The Units & Currency dialog is a powerful dialog where you can set some basic parameters for your model. Specifically, you can:
- Select the currency display
- Define a Customer Unit (you can also do this on the Start tab)
- Define Alternative Customer Units
- Define Competitor and Offering Price Units
- Select precision display
You can access the Units & Currency dialog from the More button drop down or from the "more units" link that appears in Value Modeling on the Start tab and the Units & Prices tab.
Currency Display
The currency drop down selects the display currency for your model. Note that you can only have one currency per model, and toggling the currency display will not affect your model values (i.e. toggling the currency from US Dollar to Euro will change display from $6 to €6).
Customer Unit
Customer units will be how you measure the differential value of your offering to your customer vs. the competitor. If the customer unit was initially set on the Start tab, it will appear here (see Units of Measure for more)

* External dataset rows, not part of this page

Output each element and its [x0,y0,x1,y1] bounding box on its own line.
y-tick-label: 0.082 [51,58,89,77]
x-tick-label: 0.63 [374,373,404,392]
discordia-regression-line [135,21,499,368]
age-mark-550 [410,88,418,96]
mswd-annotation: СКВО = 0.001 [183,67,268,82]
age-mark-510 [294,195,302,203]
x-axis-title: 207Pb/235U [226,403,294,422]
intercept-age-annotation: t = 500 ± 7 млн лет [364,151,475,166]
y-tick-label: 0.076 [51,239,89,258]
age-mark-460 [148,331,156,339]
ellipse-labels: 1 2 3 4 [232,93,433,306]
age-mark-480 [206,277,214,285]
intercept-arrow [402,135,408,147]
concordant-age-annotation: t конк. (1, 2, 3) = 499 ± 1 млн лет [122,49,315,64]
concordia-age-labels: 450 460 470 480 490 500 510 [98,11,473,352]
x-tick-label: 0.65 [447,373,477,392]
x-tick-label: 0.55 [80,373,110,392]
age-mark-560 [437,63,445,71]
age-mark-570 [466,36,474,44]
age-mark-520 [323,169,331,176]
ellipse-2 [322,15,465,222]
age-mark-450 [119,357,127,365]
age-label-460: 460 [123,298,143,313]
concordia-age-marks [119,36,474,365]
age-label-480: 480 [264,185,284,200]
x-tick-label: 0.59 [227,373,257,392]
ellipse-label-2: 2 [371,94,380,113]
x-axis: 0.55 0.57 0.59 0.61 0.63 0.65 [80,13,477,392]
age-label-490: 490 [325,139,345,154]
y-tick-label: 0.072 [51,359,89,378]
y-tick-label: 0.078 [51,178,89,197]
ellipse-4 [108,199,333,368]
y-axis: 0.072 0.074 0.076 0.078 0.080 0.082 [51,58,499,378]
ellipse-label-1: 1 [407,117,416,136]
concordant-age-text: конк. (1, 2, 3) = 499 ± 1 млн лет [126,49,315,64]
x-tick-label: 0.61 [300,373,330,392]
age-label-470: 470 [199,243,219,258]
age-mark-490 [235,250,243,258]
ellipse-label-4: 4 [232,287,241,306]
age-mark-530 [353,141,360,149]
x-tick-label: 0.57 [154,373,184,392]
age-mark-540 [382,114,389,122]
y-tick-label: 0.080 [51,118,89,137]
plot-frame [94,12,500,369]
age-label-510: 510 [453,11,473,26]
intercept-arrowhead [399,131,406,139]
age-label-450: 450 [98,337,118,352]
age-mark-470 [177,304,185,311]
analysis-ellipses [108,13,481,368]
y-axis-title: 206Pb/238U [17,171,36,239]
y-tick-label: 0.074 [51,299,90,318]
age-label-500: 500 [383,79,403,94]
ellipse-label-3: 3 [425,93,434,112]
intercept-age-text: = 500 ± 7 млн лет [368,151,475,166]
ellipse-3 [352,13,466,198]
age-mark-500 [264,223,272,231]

Alternative Customer Units
Alternative Customer Units provide flexibility later when calculating and presenting value. Alternate units must be calculated in terms of your base unit. If your base customer unit is year, and you establish an alternate unit of 10 years, then the alternate customer unit is expressed as 10 of your base customer units (10 individual years in one 10 year period). See Units of Measure for more.
Competitor and Offering Price Units
Price units are how the customer would purchase your offering or your competitor's offering or judge the value of your/their solution/process. Note that your price unit may be different from the way the customer would purchase your competitor's offering. You can add price units for you and your competitor on the Units & Prices tab in the value modeling module or in the Units & Currency dialog. See Units of Measure for more.
Precision Display (decimal places)
Each Customer Unit and Price Unit can have its own precision, meaning the number of numbers that appear after a decimal point. It's best practice to set each precision so that it aligns with the values of that unit. For example, if the customer unit is per year, and the economic value per year is $1,500,000.60, the number is so large that the 60 cents is not necessary and distracting. Conversely, if the customer unit is per part produced, and the economic value per part produced is $1.50, then the 50 cents is very important to the story.
Use the decimal places drop down to select an appropriate precision in his dialog.